L’ancien président Nicolas SARKOZY dans sa stratégie de « droitisation » d’avant les élections présidentielles a instrumentalisé la question arménienne.

DIFFERENCE D’INTERPRETATION ETATIQUE

Si en 2001 la France a « reconnu » un « génocide », le ROYAUME-UNI, l’ESPAGNE, le DANEMARK ou encore la HONGRIE ont rejeté les « résolutions » sur le « génocide arménien ».

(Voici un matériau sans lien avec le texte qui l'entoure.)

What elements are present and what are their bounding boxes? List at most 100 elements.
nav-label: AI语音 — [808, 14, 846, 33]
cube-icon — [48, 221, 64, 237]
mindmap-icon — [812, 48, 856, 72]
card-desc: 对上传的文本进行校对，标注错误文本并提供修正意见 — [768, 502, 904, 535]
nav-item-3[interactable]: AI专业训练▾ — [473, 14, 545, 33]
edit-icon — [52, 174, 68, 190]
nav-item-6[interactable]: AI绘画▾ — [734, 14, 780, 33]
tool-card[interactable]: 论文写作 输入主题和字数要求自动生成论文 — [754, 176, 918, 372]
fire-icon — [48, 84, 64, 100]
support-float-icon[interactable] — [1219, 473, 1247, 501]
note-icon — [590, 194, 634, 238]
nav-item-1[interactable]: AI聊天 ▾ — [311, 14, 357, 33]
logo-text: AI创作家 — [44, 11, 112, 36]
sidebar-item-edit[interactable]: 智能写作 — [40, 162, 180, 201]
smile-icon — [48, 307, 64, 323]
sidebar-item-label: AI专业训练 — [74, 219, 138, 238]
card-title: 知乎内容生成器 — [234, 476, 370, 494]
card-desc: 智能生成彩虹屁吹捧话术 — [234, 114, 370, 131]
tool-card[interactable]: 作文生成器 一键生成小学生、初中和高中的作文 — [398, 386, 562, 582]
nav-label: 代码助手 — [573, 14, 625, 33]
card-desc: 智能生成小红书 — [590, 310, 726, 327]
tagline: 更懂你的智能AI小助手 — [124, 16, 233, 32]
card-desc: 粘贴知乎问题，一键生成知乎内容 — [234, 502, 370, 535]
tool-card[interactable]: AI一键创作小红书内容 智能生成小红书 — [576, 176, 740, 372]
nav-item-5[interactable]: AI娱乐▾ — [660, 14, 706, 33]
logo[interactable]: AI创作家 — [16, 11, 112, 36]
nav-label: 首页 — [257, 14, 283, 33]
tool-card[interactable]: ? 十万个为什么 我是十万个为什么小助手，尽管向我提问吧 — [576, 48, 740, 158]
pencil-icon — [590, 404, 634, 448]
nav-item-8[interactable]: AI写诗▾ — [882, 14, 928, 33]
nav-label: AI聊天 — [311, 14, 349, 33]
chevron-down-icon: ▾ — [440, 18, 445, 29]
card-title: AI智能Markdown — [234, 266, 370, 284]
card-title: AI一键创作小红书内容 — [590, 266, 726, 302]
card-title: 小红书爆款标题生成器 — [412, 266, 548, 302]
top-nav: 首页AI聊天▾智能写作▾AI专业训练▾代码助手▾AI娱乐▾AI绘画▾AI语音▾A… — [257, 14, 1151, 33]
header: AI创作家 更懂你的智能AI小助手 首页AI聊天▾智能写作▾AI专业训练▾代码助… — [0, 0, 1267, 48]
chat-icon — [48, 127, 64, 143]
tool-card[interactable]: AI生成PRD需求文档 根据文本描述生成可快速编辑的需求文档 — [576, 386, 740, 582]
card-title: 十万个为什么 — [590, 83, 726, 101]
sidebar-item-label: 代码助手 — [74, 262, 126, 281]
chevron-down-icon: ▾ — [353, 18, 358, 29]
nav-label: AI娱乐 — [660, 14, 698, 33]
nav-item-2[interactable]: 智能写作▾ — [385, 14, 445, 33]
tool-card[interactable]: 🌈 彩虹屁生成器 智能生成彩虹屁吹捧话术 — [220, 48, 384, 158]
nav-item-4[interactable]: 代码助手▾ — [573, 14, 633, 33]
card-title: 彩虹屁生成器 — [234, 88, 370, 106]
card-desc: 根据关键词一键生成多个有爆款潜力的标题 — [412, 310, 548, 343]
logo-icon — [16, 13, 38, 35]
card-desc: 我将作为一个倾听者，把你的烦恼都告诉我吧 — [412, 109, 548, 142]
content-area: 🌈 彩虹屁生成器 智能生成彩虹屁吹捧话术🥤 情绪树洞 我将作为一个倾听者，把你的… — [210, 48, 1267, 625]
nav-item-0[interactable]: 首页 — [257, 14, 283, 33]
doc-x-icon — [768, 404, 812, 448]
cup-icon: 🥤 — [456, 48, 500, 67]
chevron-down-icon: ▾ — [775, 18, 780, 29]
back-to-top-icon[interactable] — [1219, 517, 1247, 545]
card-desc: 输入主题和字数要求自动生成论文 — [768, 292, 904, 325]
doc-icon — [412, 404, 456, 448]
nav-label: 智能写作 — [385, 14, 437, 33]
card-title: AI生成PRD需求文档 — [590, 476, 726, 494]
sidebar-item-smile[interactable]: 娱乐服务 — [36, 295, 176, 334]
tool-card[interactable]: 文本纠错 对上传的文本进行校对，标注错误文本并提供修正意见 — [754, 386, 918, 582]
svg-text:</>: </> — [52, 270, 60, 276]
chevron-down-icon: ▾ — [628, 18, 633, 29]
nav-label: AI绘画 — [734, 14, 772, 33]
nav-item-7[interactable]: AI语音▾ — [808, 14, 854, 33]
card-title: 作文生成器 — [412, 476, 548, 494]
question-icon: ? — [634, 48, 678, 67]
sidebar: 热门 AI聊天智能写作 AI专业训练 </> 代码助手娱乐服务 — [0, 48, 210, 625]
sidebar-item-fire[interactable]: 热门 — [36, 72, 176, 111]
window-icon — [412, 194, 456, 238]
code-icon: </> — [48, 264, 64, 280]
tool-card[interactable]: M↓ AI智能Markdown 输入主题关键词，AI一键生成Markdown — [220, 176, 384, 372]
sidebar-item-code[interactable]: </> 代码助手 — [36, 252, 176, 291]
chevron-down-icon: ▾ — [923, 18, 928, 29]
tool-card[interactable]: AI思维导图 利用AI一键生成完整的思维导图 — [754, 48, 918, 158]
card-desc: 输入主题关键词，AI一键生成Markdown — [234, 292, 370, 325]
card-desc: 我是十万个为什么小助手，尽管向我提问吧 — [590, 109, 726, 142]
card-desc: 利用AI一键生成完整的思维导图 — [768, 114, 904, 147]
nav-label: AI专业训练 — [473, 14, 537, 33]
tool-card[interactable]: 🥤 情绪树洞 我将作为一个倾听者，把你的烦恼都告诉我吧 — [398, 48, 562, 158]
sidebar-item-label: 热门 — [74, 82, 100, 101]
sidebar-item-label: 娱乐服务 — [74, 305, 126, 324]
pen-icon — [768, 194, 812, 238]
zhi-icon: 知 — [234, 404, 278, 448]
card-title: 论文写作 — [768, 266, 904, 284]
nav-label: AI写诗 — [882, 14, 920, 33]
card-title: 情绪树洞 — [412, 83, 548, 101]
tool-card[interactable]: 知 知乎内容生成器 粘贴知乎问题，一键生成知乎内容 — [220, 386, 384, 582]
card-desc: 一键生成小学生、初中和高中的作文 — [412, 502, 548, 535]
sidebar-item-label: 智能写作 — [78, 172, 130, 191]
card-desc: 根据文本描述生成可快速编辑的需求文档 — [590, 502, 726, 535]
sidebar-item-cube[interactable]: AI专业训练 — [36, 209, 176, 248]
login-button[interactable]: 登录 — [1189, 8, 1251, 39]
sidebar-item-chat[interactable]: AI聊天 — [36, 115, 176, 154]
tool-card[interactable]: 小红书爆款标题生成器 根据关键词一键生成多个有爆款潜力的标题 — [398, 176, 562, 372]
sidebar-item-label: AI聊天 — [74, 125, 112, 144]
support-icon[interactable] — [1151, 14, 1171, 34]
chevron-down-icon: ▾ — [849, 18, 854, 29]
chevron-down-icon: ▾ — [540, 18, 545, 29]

ERREURS, SILENCES ET MENSONGES CONTENUS DANS LES MANUELS SCOLAIRES

  • Le télégramme attribué au dirigeant jeune-turc Talaat PACHA est un faux.
  • L’historien Arnold J. TOYNBEE n’a jamais parlé de 1 200 000 morts arméniennes mais de 600 000 morts (toutes causes confondues : massacres, morts dans les combats, épidémies, faim), 600 000 déportés survivants et 600 000 personnes non déportées.
  • Pas un mot sur les innombrables soulèvements des minorités, entre autres les Arméniens, soutenus par les puissances étrangères contre un l’EMPIRE OTTOMAN sur la fin, soulèvements qui ont jalonné cette époque et fait réagir le pouvoir ottoman.
  • Pas un mot, sur les 2,5 millions de Turcs et musulmans morts (pour causes de massacres, déplacements, épidémies, faim) tués pour partie par les irrédentistes arméniens à cette même époque.
  • Les historiens spécialistes de l’histoire ottomane ou de la question arménienne (Gilles VEINSTEIN, Bernard LEWIS, Guenter LEWY, Stanford Jay SHAW, Justin MC CARTHY ou encore Norman STONE) s’accordent à dire qu’il n y a pas eu de « plan d’extermination » qui justifierait la qualification de « génocide » dans la question arménienne.